I’m lazy…… bought my cranberries for around 2 years, kept frozen. Yes, you read it right, 2 years.
Finally, I baked this cake.

And being absent minded, I didn’t notice most recipes calls for the cake to stay in pan for 30 minutes before overturning. Instead I treated it like pineapple upside down cake that needs to be inverted right away after removing from the oven…….


And so.. the juices ran down the sides of the cake! Oh… it looked awful, as if the cake was bleeding. If I let it stay in the pan longer, the cranberry base would’ve set due to the pectin. So, I hope you won’t repeat the same silly mistake like I did. Haha.

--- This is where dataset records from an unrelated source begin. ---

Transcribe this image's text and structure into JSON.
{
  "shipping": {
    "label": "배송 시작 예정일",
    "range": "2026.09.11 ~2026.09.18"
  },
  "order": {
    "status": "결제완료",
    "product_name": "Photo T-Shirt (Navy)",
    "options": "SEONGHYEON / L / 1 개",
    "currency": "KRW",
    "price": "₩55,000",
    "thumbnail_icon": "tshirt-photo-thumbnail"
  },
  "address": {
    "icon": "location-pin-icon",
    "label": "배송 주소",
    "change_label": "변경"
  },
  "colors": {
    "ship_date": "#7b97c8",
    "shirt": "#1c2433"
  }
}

But if you like the effect of a bleeding heart…. you can flip it after 10 minutes 🙂

I brought half the cake to school and my colleagues all enjoyed it. Most of them have only eaten dried cranberries, and not fresh. I’m glad they liked it. Their favourite part of the cake wasn’t the cranberries, but the soft lemon cake that I made up using whatever I have in the fridge. I guess enjoying these tart berries is an acquired taste. Although they don’t taste sour to me after baking, they might still be a bit too tart for some.

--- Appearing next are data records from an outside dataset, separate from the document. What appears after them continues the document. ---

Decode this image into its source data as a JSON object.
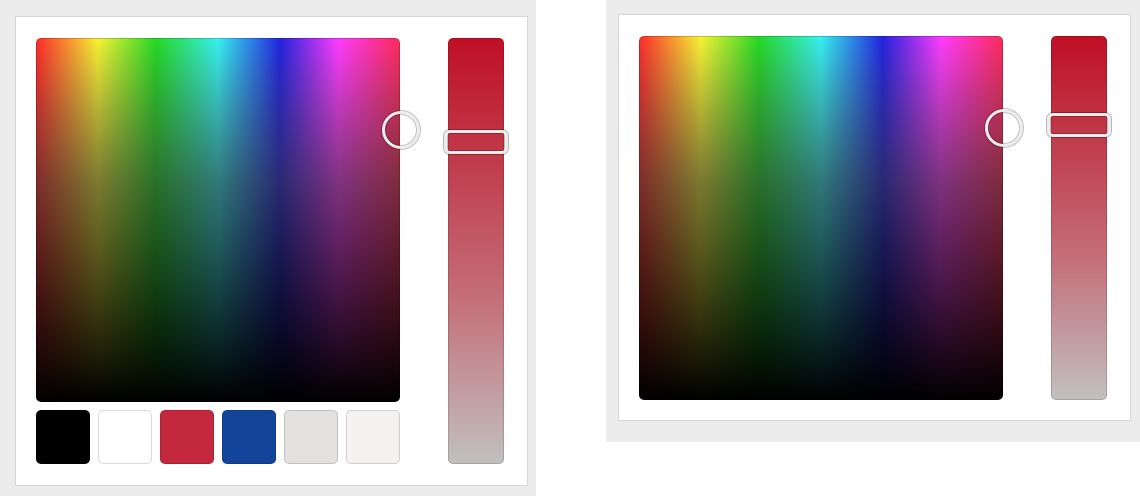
{
  "pickers": [
    {
      "id": "picker-a",
      "hue_level_pct": 24,
      "selected": {
        "saturation_pct": 100,
        "brightness_pct": 75
      },
      "swatches": [
        {
          "name": "swatch-black",
          "color": "#000000"
        },
        {
          "name": "swatch-white",
          "color": "#ffffff"
        },
        {
          "name": "swatch-red",
          "color": "#c4283f"
        },
        {
          "name": "swatch-blue",
          "color": "#12459a"
        },
        {
          "name": "swatch-light-gray",
          "color": "#e3e0e0"
        },
        {
          "name": "swatch-off-white",
          "color": "#f4f1f1"
        }
      ]
    },
    {
      "id": "picker-b",
      "hue_level_pct": 24,
      "selected": {
        "saturation_pct": 100,
        "brightness_pct": 75
      },
      "swatches": []
    }
  ],
  "colors": {
    "spectrum_stops": [
      "#ff2a2a",
      "#f7f234",
      "#25d925",
      "#37f0f0",
      "#2323e0",
      "#ff3bff",
      "#ff2a5a"
    ],
    "hue_bar_stops": [
      "#c00f25",
      "#c03a4a",
      "#c4707a",
      "#c1c0c0"
    ],
    "frame_bg": "#ececec",
    "card_bg": "#ffffff"
  }
}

Cranberry Upside Down Cake

by WendyinKK

Topping
240gm cranberries
160gm sugar
20gm unsalted butter

Cake
150gm unsalted butter
1/4 tsp salt
75gm whipping cream
2 Tbsp lemon juice
5 egg yolks
1 tsp lemon zest
150gm plain flour + 1/4 tsp baking soda (sift together)

5 egg whites
100gm sugar

8 inch round pan or 7 inch square pan

1. Line the base and grease the sides of your pan.
2. Cook cranberries, sugar and butter together until the cranberries burst and the sugar melts and turn syrupy. Pour everything into the prepared pan, Distribute the cranberries evenly in a single layer.
3. Preheat oven to 160C(Fan)/180C
4. Mix whipping cream with lemon juice. Melt butter and mix with soured whipping cream. Add in salt, egg yolks and lemon zest and mix until well combined. Add in sifted flour and mix until smooth.
5. Beat egg whites until very foamy and add in sugar gradually and beat until medium stiff.
6. Fold beaten egg whites into the batter in 3 additions.
7. Pour batter into prepared pan and level the top.
8. Bake for 1 hour or until done.
9. Let cake cool in pan for 30 minutes, then overturn the cake onto serving plate.